The current in the connecting stream was too strong to paddle against. I unwound a nylon line and hitched one end to the stern ring and the other end to the thwart just behind the bow seat. I picked up the middle of the line, let the canoe ride back with the current and walked along the bank. The canoe rode high against the flow and was easy to control as I towed it to the upper lake.

After the long paddle the cabin’s gleam on the beach was a comfort. The more I see it the more I love it. Surely there is no stretch on the lakeshore as sheltered as mine.

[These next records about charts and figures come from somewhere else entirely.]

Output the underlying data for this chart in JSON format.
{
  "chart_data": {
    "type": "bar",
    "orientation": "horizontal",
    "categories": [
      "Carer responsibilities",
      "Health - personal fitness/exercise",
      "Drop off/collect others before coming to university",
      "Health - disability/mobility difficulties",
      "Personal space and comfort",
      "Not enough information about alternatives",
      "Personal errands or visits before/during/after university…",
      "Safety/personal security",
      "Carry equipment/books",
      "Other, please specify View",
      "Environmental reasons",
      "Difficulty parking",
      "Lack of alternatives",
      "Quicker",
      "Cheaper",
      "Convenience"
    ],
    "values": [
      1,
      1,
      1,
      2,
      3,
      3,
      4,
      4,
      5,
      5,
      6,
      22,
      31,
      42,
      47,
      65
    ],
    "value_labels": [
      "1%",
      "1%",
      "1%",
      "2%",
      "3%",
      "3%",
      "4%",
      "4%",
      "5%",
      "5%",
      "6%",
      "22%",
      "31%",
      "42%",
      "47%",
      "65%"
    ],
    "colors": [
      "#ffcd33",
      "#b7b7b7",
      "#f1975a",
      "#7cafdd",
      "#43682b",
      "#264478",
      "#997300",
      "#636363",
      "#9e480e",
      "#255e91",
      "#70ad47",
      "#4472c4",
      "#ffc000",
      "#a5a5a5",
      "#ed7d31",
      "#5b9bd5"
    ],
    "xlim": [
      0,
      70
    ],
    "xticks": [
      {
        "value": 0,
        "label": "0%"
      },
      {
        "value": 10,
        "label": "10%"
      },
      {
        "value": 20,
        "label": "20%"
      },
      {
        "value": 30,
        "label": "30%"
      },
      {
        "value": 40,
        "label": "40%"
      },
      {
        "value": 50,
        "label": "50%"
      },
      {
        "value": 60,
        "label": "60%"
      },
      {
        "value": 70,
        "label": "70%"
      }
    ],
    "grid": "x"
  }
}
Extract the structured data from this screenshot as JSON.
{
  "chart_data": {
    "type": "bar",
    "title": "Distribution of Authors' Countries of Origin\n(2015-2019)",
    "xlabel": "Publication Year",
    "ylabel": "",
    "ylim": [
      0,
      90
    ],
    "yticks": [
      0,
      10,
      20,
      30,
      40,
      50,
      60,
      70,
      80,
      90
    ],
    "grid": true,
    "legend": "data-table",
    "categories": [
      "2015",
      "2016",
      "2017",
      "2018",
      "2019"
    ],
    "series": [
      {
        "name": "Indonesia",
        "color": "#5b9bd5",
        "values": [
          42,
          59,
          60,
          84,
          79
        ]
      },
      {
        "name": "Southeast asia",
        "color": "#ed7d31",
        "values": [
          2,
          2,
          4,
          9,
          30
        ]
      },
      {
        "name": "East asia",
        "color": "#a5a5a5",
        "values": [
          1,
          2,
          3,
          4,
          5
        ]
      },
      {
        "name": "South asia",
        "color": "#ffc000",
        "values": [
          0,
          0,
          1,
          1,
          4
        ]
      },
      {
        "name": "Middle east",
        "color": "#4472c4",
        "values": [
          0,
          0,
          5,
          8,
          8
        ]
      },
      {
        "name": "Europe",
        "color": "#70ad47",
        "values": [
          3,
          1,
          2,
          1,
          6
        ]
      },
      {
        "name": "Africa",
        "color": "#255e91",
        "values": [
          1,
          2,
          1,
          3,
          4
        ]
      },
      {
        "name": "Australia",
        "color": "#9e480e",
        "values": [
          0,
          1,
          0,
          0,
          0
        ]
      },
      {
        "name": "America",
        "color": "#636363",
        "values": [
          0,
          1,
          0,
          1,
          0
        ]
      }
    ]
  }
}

After a supper of navy beans, I sat on my threshold and gazed off toward the volcanic mountains. I had been close to them today. The Chilikadrotna River showed me the beautiful fish and I returned them to her. I thought of the sights I had seen. The price was physical toll. Money does little good back here. It
could not buy the fit feeling that surged through my arms and shoulders. It could not buy the feeling of accomplishment. I had been my own tour guide, and my own power had been my transportation. This great big country was my playground, and I could afford the price it demanded.

CHAPTER NINE
 

 
Reflections
 

I sat on the spruce chunk listening to Hope Creek rushing down the cut just beyond the willows. This was one of the good places to sit and watch the action along the Cowgill Benches.

I was proud of my cabin, my woodshed, and my cache. The actual cash layout had been just a shade over forty dollars, and that figure included the glass window Babe had flown in but which was still in storage. The Mylar thermopane had been better for my needs.

Needs? I guess that is what bothers so many folks. They keep expanding their needs until they are dependent on too many things and too many other people. I don’t understand economics, and I suppose the country would be in a real mess if people suddenly cut out a lot of things they don’t need. I wonder how many things in the average American home could be eliminated if the question were asked, “Must I really have this?” I guess most of the extras are chalked up to comfort or saving time.

Funny thing about comfort—one man’s comfort is another man’s misery. Most people don’t work hard enough physically anymore, and comfort is not easy to find. It is surprising how comfortable a hard bunk can be after you come down off a mountain.

I’ve seen grown men pick at food. They can’t be hungry in the first place.
Or maybe their food has been too fancy and with all the choices they’ve had, they don’t really know what they enjoy anymore.

What a man never has, he never misses. I learned something from the big game animals. Their food is pretty much the same from day to day. I don’t vary my fare too much either, and I’ve never felt better in my life. I don’t confuse my digestive system, I just season simple food with hunger. Food is fuel, and the best fuel I have found is oatmeal and all the stuff you can mix with it, like raisins and honey and brown sugar; meat and gravy and sourdough biscuits to sop up the juices with; a kettle of beans you can dip into every day; rice or spuds with fish, and some fresh greens now and then.

I enjoy working for my heat. I don’t just press a button or twist a thermostat dial. I use the big crosscut saw and the axe, and while I’m getting my heat supply I’m working up an appetite that makes simple food just as appealing as anything a French chef could create. I’ve never found anything I like better to drink than Hope Creek water. The good feeling I get out of lungfuls of mountain air and draughts of sweet water from the snows is probably as good as any “high” I would get out of a bottle or a pill. But of course not many have a chance to live in unspoiled country.

I have learned patience, learned to take my time and try to do a job right by first figuring it out. No sense to rushing and going off half cocked; there’s plenty of time out here. No sense complaining if the weather turns sour—make your job fit the day. Grandmother Nature is in control, and you better just wait until she sees fit to give you the weather that is right for another job you have to do.

Distance is relative. You learn that in time. A trip for me down to the lower end of the lower lake takes three hours by canoe if I don’t have the wind to fight. That’s a distance of about eight and a half miles. With a motor on the canoe I could make the trip in under an hour, but a motor’s noise stills the sounds of the wilderness.